Danish ceramicist Morten Løbner Espersen is fascinated by the idea of the vessel. He is so fascinated about it that he turned this archetypical form into his object of choice, creating variation upon variation of clay vessels, going from more functional shapes or complex and abtract avant-garde constructions to more sumptuous designs or elegant spherical forms.
The peculiar thing about his vessels is the fact that Espersen doesn't add any special ornaments or decorative motifs on the surface of the vessels, but covers their surfaces in unique layers of colours.
This process of overlapping glazes forms a variety of intense nuances, producing an intriguing dynamic texture that looks as if it were made with some kind of flowing and bubbling liquid erupting from the vessel.
This polychrome chaotic maelstrom, unpredictable yet mesmerising, forms complex glazed surfaces that celebrate the power of materials and colours.
The casual, splattered palette resulting from this layered technique forms glossy and bright nuances and, while Espersen works with ceramics and glazed stoneware, there are other artists and designers working with very different materials and creating equally mesmerising colourful effects.
French design students Hugo Maupetit and Vivian Fischer came up for example with a project for collecting discarded chewing gum and turning it into plastic skateboard wheels that look as if they were made with melted coloured liquids.

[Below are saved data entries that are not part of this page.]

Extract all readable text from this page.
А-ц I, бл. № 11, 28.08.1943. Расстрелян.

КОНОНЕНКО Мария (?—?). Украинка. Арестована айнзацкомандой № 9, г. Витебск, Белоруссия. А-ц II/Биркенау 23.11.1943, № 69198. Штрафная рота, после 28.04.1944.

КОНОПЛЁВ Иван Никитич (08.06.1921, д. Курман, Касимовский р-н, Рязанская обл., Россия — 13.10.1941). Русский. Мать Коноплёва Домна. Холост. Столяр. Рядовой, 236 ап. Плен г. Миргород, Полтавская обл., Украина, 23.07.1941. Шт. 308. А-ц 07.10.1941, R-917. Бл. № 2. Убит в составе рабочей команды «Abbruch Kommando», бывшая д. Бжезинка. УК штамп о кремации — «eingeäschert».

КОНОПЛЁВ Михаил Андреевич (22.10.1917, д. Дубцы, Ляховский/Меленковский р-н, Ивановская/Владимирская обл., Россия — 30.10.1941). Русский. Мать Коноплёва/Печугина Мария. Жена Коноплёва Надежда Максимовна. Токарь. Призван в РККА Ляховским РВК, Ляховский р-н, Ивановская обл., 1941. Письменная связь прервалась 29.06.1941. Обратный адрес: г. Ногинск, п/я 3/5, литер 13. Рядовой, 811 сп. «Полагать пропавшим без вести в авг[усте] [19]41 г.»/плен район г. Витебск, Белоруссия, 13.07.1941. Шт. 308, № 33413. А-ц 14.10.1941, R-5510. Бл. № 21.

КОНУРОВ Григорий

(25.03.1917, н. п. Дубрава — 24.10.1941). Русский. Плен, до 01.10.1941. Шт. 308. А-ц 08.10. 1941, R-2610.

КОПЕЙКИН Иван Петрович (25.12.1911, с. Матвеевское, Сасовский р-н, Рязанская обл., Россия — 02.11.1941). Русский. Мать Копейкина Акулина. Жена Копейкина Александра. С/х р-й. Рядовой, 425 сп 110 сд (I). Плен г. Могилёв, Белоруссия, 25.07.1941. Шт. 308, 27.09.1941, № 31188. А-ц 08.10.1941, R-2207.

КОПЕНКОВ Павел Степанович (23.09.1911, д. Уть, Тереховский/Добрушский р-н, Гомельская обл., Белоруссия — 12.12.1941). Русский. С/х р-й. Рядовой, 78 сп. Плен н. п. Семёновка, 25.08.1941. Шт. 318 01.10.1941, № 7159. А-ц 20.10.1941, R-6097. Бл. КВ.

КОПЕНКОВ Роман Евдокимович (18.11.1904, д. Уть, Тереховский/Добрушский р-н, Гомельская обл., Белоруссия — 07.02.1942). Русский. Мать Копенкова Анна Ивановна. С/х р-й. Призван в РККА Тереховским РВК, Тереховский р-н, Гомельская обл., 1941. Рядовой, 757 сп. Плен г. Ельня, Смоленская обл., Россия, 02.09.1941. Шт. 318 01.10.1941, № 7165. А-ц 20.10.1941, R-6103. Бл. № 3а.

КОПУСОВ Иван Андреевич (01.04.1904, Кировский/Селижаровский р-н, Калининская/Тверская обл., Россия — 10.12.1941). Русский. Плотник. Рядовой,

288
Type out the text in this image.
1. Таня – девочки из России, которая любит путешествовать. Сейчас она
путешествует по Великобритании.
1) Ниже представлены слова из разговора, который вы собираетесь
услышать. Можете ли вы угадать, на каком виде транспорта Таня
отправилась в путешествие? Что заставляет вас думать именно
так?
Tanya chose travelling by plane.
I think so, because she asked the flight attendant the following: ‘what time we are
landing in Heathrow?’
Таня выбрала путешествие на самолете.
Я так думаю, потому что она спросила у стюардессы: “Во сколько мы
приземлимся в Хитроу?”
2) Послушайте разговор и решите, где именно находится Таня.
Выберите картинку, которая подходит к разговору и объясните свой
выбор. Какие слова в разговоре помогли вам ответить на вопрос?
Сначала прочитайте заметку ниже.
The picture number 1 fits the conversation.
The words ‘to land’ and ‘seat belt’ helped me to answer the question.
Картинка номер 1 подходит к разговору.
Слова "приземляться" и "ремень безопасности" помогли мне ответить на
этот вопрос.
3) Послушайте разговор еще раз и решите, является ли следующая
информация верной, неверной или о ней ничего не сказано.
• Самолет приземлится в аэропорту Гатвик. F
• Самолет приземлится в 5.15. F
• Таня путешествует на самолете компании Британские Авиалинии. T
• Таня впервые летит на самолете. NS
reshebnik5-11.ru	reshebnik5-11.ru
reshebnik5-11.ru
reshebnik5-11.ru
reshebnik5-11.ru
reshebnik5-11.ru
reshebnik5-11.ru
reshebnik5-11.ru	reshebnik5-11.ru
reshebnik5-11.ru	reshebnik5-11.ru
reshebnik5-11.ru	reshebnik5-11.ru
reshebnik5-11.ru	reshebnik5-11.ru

In the past chewing gum was mainly made with natural gum like chicle, but nowadays it is made with a synthetic gum (polyisobutylene that is also used to create car tyres) with added preservatives, plasticisers, sweeteners, and colouring. This means that this plastic-based product is a non-biodegradable material abandoned in our environment and infiltrating oceans and food networks.
Disposing of discarded chewing gums has become a nightmare for many cities all over the world: removing these urban debris from pavements and streets is indeed extremely expensive for the local authorities.
The first step of this project consists in installing a gum collection board and Maupetit and Fischer did so as an experiment in Nantes, France. People leave stuck on the boards (that also act as a photo op for those ones who want to share images of their efforts at recycling...) their discarded gums that get cleaned, crushed, mixed with the board itself made from polymethyl methacrylate (PMMA) plastic that stabilises the chewing gum as it is melted together. The resulting material is then coloured with natural dyes and injection-moulded to create skateboard wheels. The number of gums needed depends from the size and the hardness of the wheels.
The different substances in the melting and moulding processes will generate indeed three different grades of wheels - soft, medium, and hard - in different sizes. The recycling process is an example of closed-loop system since, when the wheels worn out, they can be recycled again - they can indeed be grounded and melted and reshaped into new wheels.
The students imagined this project could be carried out as a collaboration between companies such as streetwear brand Vans and Mentos gums (produced by confectionery company Perfetti Van Melle), and came up with a slogan for it, "Off the Street", inspired by Vans' "Off the Wall" slogan. According to the students (and who could disagree on this point), involving multinationals in such a project, may help them to understand how to reduce industrial waste.
The skateboard wheels would be an innovative method to clean up the streets of our cities, and while for the time being they are a student project, they look extremely fascinating for their maelstroms of bright and brilliant shades and for showing us that, yes, it is possible to design new and intriguing products from waste.